11. Release notes

MetaDefender Core v4.16.2

Release Date: 10 Sep 2019

This is a maintenance release primarily focused on bug fixes

New features / Behavior changes

 

Restrict APIs based on user roles (configurable)

Added new feature to configure user privileges on file submission, processing result visibility and processed (sanitized) file download access on both front-end and API level.

Support displaying and filtering username on processing history UI

Username info will be displayed on processing history when available, process history can also be filtered on username.

Enhance logging with Yara matched rules appended

All Yara rules matched will be displayed in the associated scan history record in the logs.

Upgraded nginx web server component to latest version 1.16.0

Nginx upgrading helps fix some security vulnerabilities and improve web server performance.

Add new scan result - Unsupported file type

New scan result is applicable to engines which have processing logic that distinguishes file types (e.g. CrowdStrike).
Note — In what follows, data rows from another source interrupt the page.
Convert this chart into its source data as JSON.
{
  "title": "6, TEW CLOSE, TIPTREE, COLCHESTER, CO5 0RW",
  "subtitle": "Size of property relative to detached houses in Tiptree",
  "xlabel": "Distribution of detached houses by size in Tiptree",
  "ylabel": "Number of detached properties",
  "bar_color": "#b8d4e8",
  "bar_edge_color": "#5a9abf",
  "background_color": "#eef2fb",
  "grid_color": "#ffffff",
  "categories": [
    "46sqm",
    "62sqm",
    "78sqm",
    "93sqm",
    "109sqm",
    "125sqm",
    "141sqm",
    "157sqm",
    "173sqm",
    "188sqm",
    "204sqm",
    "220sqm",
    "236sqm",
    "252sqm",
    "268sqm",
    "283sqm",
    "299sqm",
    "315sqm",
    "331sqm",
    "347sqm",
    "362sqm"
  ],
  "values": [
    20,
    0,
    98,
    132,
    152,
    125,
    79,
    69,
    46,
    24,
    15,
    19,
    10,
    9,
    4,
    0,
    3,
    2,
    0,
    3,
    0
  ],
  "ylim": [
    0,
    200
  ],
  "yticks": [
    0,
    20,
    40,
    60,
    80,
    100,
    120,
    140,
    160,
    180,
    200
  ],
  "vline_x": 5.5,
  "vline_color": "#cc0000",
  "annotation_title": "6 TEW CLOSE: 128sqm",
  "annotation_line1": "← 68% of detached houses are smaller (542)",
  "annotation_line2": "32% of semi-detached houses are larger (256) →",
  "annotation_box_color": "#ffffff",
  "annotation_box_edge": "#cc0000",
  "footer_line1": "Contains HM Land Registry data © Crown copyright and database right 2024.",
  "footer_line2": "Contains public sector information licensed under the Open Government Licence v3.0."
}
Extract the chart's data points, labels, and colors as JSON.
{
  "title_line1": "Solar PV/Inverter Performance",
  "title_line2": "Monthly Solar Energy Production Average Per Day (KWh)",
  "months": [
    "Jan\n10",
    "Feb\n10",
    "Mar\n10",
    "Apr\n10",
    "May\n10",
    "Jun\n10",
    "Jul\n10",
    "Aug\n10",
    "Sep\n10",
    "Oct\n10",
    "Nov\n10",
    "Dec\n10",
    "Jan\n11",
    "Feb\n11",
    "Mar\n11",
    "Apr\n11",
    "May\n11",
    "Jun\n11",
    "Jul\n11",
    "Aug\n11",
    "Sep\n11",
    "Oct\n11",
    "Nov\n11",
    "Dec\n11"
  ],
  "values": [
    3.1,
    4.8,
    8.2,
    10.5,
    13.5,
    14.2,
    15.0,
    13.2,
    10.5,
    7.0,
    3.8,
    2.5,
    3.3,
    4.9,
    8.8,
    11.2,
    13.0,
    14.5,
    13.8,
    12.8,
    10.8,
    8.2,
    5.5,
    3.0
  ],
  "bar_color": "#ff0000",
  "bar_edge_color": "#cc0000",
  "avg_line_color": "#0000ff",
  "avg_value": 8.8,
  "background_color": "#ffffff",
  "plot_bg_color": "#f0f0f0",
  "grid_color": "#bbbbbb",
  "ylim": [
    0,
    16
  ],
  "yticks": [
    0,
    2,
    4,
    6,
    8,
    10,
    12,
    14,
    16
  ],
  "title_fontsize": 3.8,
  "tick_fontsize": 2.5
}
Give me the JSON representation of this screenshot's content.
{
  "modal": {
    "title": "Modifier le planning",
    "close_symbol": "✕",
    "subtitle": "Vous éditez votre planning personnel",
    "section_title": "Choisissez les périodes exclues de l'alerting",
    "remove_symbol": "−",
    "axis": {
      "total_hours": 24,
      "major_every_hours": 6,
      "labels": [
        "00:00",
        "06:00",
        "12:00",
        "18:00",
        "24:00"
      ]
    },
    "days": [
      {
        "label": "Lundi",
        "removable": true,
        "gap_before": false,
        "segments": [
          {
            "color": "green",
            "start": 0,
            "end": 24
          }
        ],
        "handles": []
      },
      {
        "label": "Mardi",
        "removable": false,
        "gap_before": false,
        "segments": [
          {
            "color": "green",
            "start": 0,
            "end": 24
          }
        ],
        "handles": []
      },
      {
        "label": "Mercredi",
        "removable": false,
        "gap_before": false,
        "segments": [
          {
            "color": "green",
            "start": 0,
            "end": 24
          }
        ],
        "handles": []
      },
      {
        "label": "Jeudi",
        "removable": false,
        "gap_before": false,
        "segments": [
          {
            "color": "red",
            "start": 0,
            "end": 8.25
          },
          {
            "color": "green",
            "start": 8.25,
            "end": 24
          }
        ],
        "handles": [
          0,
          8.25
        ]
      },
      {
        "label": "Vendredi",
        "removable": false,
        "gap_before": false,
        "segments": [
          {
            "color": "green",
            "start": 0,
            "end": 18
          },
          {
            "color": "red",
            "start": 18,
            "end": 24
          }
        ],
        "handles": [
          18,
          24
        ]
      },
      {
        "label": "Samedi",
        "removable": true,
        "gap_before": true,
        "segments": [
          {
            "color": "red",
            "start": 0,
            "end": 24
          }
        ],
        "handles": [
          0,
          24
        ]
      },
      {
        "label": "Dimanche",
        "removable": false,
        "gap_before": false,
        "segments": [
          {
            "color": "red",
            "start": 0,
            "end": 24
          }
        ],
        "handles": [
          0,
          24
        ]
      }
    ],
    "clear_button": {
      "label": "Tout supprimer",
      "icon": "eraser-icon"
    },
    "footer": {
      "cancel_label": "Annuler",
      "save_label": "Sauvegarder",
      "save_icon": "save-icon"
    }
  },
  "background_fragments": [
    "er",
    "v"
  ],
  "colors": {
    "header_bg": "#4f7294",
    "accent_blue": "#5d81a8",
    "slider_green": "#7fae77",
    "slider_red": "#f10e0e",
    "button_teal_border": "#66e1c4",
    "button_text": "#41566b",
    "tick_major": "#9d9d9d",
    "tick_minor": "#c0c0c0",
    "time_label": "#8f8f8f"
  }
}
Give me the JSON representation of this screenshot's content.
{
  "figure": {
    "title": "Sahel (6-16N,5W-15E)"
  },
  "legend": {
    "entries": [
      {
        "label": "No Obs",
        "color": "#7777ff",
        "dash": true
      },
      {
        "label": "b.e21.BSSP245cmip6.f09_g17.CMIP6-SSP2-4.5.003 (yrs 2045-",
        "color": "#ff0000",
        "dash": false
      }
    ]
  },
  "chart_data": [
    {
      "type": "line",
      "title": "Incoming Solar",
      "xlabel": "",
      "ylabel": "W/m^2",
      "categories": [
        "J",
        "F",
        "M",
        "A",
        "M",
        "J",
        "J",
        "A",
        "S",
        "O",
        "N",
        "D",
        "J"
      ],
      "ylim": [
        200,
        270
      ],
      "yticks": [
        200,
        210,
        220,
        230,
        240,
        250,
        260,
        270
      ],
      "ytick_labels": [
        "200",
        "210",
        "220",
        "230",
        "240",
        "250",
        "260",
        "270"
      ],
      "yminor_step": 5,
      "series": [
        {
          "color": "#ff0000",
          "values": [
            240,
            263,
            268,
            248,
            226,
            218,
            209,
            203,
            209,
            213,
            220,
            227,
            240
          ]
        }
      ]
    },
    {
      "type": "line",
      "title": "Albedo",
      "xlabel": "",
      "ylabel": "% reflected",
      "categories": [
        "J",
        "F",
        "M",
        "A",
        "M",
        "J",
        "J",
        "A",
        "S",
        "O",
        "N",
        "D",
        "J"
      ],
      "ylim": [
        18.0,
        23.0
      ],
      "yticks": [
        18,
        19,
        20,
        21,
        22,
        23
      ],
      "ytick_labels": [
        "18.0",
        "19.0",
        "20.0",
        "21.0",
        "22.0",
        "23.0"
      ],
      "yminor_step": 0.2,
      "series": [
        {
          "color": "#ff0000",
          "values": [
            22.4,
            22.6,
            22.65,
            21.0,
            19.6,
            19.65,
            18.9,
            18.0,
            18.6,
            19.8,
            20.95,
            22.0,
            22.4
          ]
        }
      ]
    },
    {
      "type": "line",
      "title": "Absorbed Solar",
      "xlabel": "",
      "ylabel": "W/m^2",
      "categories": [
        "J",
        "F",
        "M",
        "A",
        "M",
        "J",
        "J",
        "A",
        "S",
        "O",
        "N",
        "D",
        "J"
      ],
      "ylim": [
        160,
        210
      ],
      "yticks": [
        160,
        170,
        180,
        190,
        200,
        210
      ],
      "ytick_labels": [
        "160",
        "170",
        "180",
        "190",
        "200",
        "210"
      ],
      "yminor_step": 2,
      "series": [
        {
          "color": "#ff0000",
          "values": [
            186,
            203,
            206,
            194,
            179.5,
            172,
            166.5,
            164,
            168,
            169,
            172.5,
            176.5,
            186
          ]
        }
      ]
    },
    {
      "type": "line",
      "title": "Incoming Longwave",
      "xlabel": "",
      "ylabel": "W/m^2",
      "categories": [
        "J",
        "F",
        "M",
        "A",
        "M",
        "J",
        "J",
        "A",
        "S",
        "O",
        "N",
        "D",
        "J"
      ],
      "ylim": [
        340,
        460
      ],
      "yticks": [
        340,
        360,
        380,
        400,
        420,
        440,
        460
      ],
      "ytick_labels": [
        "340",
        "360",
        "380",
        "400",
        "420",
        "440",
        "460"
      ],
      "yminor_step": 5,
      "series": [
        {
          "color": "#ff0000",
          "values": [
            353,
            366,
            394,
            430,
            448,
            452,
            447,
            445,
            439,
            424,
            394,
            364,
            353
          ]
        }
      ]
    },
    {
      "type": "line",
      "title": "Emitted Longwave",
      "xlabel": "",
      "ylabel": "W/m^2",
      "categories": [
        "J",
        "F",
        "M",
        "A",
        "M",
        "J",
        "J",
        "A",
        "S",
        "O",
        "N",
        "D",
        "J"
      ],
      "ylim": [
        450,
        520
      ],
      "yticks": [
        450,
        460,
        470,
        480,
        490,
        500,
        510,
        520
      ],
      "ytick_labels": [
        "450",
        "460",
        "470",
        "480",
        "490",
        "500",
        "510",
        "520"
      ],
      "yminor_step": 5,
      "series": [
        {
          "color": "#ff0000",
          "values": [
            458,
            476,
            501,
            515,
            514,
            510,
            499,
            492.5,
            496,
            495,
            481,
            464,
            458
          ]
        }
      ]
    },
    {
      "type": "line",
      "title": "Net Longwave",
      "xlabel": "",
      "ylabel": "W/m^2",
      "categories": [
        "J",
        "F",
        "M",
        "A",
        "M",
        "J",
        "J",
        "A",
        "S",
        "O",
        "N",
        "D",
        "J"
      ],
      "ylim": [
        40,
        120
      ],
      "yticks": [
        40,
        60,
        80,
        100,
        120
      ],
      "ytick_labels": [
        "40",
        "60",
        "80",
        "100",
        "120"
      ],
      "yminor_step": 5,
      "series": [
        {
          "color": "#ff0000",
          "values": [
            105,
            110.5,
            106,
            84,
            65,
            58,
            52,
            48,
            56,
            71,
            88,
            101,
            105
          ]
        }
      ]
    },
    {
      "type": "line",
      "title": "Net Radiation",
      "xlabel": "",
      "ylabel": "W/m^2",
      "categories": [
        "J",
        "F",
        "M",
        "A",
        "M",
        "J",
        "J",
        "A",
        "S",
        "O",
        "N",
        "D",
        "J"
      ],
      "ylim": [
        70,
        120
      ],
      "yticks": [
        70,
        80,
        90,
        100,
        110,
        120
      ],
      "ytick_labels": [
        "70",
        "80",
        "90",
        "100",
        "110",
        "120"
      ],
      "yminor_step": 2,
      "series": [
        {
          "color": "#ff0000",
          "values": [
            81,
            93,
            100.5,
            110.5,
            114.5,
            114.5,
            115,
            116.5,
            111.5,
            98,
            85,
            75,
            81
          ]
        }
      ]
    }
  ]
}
Refined JSON output when users want to quarantine items which are already in quarantined folder

If a processed file is already in the quarantine folder, and an user wants to quarantine it again with another scan submission, Core can assume that file is quarantined already, and return quarantined successfully in JSON result.

Updated UI (minors)

Updated logo, renamed default workflow rule for Email, fixed broken support link.

Bug fixes

In-progress files could be deleted mistakenly, causing failures when scanning

Fixed the issue on cleanup the mechanism to avoid removing in-progress files.

Engines repeatedly disable and re-enable

While upgrading Core or updating engines, symlink in engine folder could not be created properly causing protobuf error message on Node. This caused engines to be crashed repeatedly.

File processing could be stuck until archive timeout value reached

When the archive extraction timeout was reached on a file inside original archive file, sometimes the final scan result of the original archive was not returned in a timely manner.

Non UTF-8 characters were not displayed correctly when exporting process history via UI

When using non UTF-8 characters on a filename, the exported file from the process history returned meaningless data.

Dependency installation issue on Ubuntu 18 & Debian 9

Packed the libssl library into Core installation to help users avoid installing a dependency separately.